Hi all. I just bought a Curtis 3000 plow, with new truck-side wiring and controller. This is my first experience with a plow. I have the wiring diagrams, and that all seems fairly straightforward. What I'm wondering about is where to mount solenoids and relay packs, and how to pass the controller wiring through the firewall.

The connectors will come out on the driver-side bumper opening. Where do you all usually mount the under-hood equipment?

Pictures would be great. 

Thanks!


----------



## Randall Ave (Oct 29, 2014)

At the drivers side, look to the side of the brake master cylinder, you will see a knock out for the clutch master cylinder, go thru there, assuming you do not have a stick. Now you do realize that Curtis has been out of the truck snow plow buisness for a while.


----------



## krnlpanic (11 mo ago)

Randall Ave said:


> At the drivers side, look to the side of the brake master cylinder, you will see a knock out for the clutch master cylinder, go thru there, assuming you do not have a stick. Now you do realize that Curtis has been out of the truck snow plow buisness for a while.

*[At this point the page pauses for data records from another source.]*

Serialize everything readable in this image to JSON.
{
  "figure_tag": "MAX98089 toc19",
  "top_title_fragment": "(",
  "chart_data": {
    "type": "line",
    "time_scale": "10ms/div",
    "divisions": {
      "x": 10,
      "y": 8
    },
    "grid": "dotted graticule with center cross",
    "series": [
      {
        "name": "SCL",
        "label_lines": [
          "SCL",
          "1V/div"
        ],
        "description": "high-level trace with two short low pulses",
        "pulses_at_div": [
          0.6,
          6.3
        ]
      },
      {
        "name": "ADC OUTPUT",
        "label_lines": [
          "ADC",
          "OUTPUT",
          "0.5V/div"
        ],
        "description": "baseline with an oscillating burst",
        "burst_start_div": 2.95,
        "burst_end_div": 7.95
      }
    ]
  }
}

Yeah, I realized they stopped making truck plows back in 2015 when I started looking for a truck mount, a wiring harness and a controller. The controller is a handheld, not a stick. I probably should have done some research before buying this thing, but here I am now.

Thanks for the tip on the firewall knock-out!


----------



## Randall Ave (Oct 29, 2014)

You pop it out and drill a hole thru it, but then they got cheap and used a aluminum paper like cover. You mount the solenoid on the passenger side inner fender.


----------